Le démontage durera quatre mois. Au total 326 panneaux vont ainsi disparaître de l’espace public, dont 227 « sucettes », 20 colonnes, et 64 grands panneaux de 8 mètres carrés, soit 2 051 mètres carré d’espaces publicitaire. Les espaces sur les abribus ne sont en revanche pas concernés dans l’immédiat, le contrat signé entre JCDecaux et le syndicat mixte des transports en commun (SMTC) de l’agglomération grenobloise ne prenant fin qu’en 2019.

A la place des panneaux démontés, la métropole rhône-alpine promet de planter « une cinquantaine de jeunes arbres avant le printemps ».

Lire le portrait (édition abonnés) : Eric Piolle, l’écologiste iconoclaste qui a ravi Grenoble

DES NIVEAUX DE REVENUS CONTESTÉS

A partir de janvier, la municipalité devrait également rencontrer les acteurs locaux pour « convenir avec eux des meilleurs lieux d’implantation du futur dispositif » qui sera consacré à l’affichage libre, culturel et municipal.

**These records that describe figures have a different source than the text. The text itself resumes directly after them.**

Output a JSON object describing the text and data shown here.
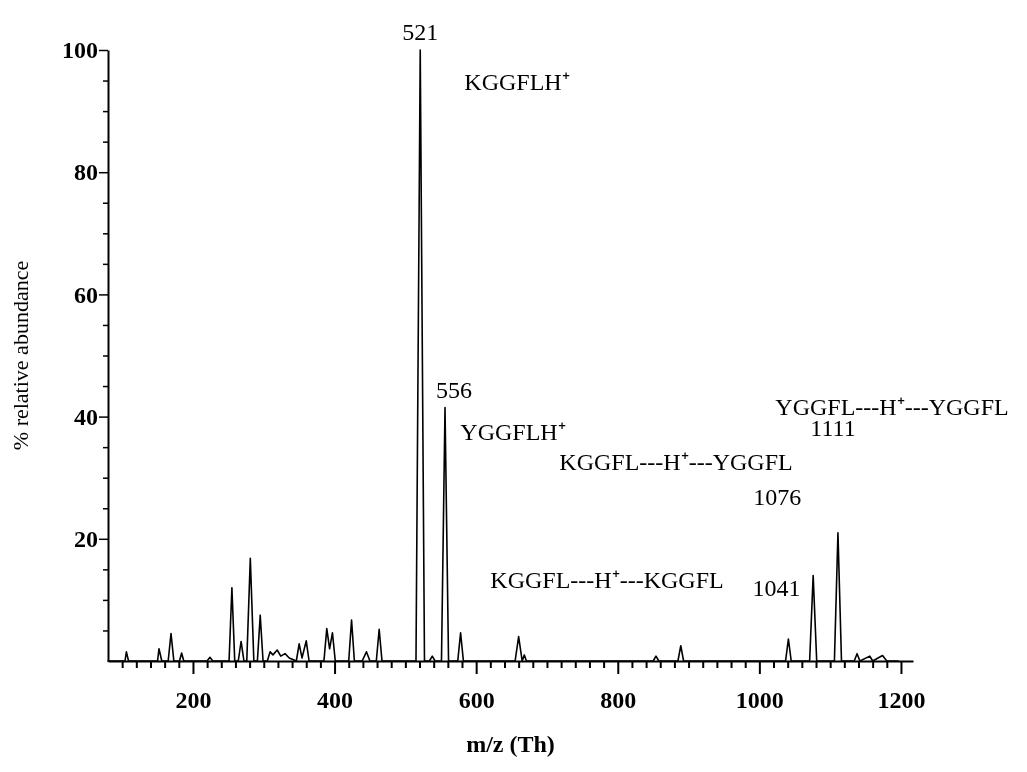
{
  "chart_data": {
    "type": "line",
    "xlabel": "m/z (Th)",
    "ylabel": "% relative abundance",
    "xlim": [
      80,
      1217
    ],
    "ylim": [
      0,
      100
    ],
    "xticks": [
      {
        "value": 100,
        "label": null
      },
      {
        "value": 120,
        "label": null
      },
      {
        "value": 140,
        "label": null
      },
      {
        "value": 160,
        "label": null
      },
      {
        "value": 180,
        "label": null
      },
      200,
      {
        "value": 220,
        "label": null
      },
      {
        "value": 240,
        "label": null
      },
      {
        "value": 260,
        "label": null
      },
      {
        "value": 280,
        "label": null
      },
      {
        "value": 300,
        "label": null
      },
      {
        "value": 320,
        "label": null
      },
      {
        "value": 340,
        "label": null
      },
      {
        "value": 360,
        "label": null
      },
      {
        "value": 380,
        "label": null
      },
      400,
      {
        "value": 420,
        "label": null
      },
      {
        "value": 440,
        "label": null
      },
      {
        "value": 460,
        "label": null
      },
      {
        "value": 480,
        "label": null
      },
      {
        "value": 500,
        "label": null
      },
      {
        "value": 520,
        "label": null
      },
      {
        "value": 540,
        "label": null
      },
      {
        "value": 560,
        "label": null
      },
      {
        "value": 580,
        "label": null
      },
      600,
      {
        "value": 620,
        "label": null
      },
      {
        "value": 640,
        "label": null
      },
      {
        "value": 660,
        "label": null
      },
      {
        "value": 680,
        "label": null
      },
      {
        "value": 700,
        "label": null
      },
      {
        "value": 720,
        "label": null
      },
      {
        "value": 740,
        "label": null
      },
      {
        "value": 760,
        "label": null
      },
      {
        "value": 780,
        "label": null
      },
      800,
      {
        "value": 820,
        "label": null
      },
      {
        "value": 840,
        "label": null
      },
      {
        "value": 860,
        "label": null
      },
      {
        "value": 880,
        "label": null
      },
      {
        "value": 900,
        "label": null
      },
      {
        "value": 920,
        "label": null
      },
      {
        "value": 940,
        "label": null
      },
      {
        "value": 960,
        "label": null
      },
      {
        "value": 980,
        "label": null
      },
      1000,
      {
        "value": 1020,
        "label": null
      },
      {
        "value": 1040,
        "label": null
      },
      {
        "value": 1060,
        "label": null
      },
      {
        "value": 1080,
        "label": null
      },
      {
        "value": 1100,
        "label": null
      },
      {
        "value": 1120,
        "label": null
      },
      {
        "value": 1140,
        "label": null
      },
      {
        "value": 1160,
        "label": null
      },
      {
        "value": 1180,
        "label": null
      },
      1200
    ],
    "yticks": [
      {
        "value": 5,
        "label": null
      },
      {
        "value": 10,
        "label": null
      },
      {
        "value": 15,
        "label": null
      },
      20,
      {
        "value": 25,
        "label": null
      },
      {
        "value": 30,
        "label": null
      },
      {
        "value": 35,
        "label": null
      },
      40,
      {
        "value": 45,
        "label": null
      },
      {
        "value": 50,
        "label": null
      },
      {
        "value": 55,
        "label": null
      },
      60,
      {
        "value": 65,
        "label": null
      },
      {
        "value": 70,
        "label": null
      },
      {
        "value": 75,
        "label": null
      },
      80,
      {
        "value": 85,
        "label": null
      },
      {
        "value": 90,
        "label": null
      },
      {
        "value": 95,
        "label": null
      },
      100
    ],
    "grid": false,
    "marker": "none",
    "line_style": "solid",
    "series": [
      {
        "color": "#000000",
        "x": [
          80,
          104,
          106,
          109,
          150,
          152,
          156,
          165,
          169,
          173,
          181,
          184,
          187,
          220,
          224,
          228,
          251,
          255,
          259,
          264,
          268,
          272,
          276,
          281,
          286,
          291,
          295,
          299,
          305,
          309,
          313,
          319,
          324,
          330,
          336,
          346,
          350,
          354,
          360,
          364,
          385,
          389,
          393,
          397,
          401,
          420,
          424,
          428,
          439,
          445,
          450,
          459,
          463,
          467,
          515,
          521,
          527,
          534,
          538,
          542,
          551,
          556,
          561,
          574,
          578,
          582,
          655,
          660,
          665,
          668,
          671,
          850,
          854,
          858,
          885,
          889,
          893,
          1037,
          1041,
          1045,
          1071,
          1076,
          1081,
          1106,
          1111,
          1116,
          1134,
          1138,
          1142,
          1156,
          1160,
          1174,
          1180,
          1196
        ],
        "values": [
          0,
          0,
          1.5,
          0,
          0,
          2,
          0,
          0,
          4.5,
          0,
          0,
          1.3,
          0,
          0,
          0.6,
          0,
          0,
          12,
          0,
          0,
          3.2,
          0,
          0,
          16.8,
          0,
          0,
          7.5,
          0,
          0,
          1.5,
          1,
          1.8,
          0.8,
          1.2,
          0.5,
          0,
          2.8,
          0.5,
          3.3,
          0,
          0,
          5.3,
          2,
          4.6,
          0,
          0,
          6.7,
          0,
          0,
          1.5,
          0,
          0,
          5.2,
          0,
          0,
          100,
          0,
          0,
          0.8,
          0,
          0,
          41.5,
          0,
          0,
          4.6,
          0,
          0,
          4,
          0,
          1,
          0,
          0,
          0.8,
          0,
          0,
          2.5,
          0,
          0,
          3.6,
          0,
          0,
          14,
          0,
          0,
          21,
          0,
          0,
          1.2,
          0,
          0.8,
          0,
          0.9,
          0,
          0
        ]
      }
    ],
    "annotations": [
      {
        "text": "521",
        "x": 521,
        "y": 100
      },
      "KGGFLH⁺",
      {
        "text": "556",
        "x": 556,
        "y": 41.5
      },
      "YGGFLH⁺",
      "YGGFL---H⁺---YGGFL",
      "1111",
      "KGGFL---H⁺---YGGFL",
      {
        "text": "1076",
        "x": 1076,
        "y": 14
      },
      "KGGFL---H⁺---KGGFL",
      {
        "text": "1041",
        "x": 1041,
        "y": 3.6
      }
    ]
  }
}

Ces nouveaux affichages seront de dimension plus petites « non plus à la seule attention des automobilistes, mais aussi à celle des piétons », indique Lucille Lheureux, adjointe en charge des espaces publics de Grenoble.

Avec la fin de ce contrat, « la ville se prive de 6 millions de redevance sur dix ans », soit 600 000 euros par an, regrette le directeur stratégie, études et marketing de JCDecaux, Albert Asseraf. « Et elle prive aussi ses habitants d’un service d’information, puisque la moitié des panneaux servait à de l’affichage de la municipalité », ajoute-t-il.

Des chiffres toutefois contestés par la mairie de Grenoble :

« En raison de l’effondrement des recettes publicitaires traditionnelles, avec la concurrence notamment d’Internet, la redevance à laquelle on pouvait s’attendre, en cas de nouveau contrat, n’était que de 150 000 euros et non plus de 600 000 euros comme c’était le cas entre 2004 et 2014. »
Le manque à gagner pour les caisses municipales sera quant à lui « très largement compensé par les économies déjà réalisées sur le budget protocole ». « Rien qu’entre 2013 et 2014, la ville a en effet réduit son budget réalisé de plus de 190 000 euros », assure le dossier de presse.

Sao Paulo, au Brésil, est la seule grande ville à avoir franchi le pas en 2007, en décidant d’interdire la publicité omniprésente et intempestive sur ses murs. Elle est revenue sur cette décision en 2012, signant un contrat, avec encore JCDecaux, pour la mise en place de 1 000 horloges qui doivent donner aux citadins l’heure, la température, la qualité de l’air et des informations municipales.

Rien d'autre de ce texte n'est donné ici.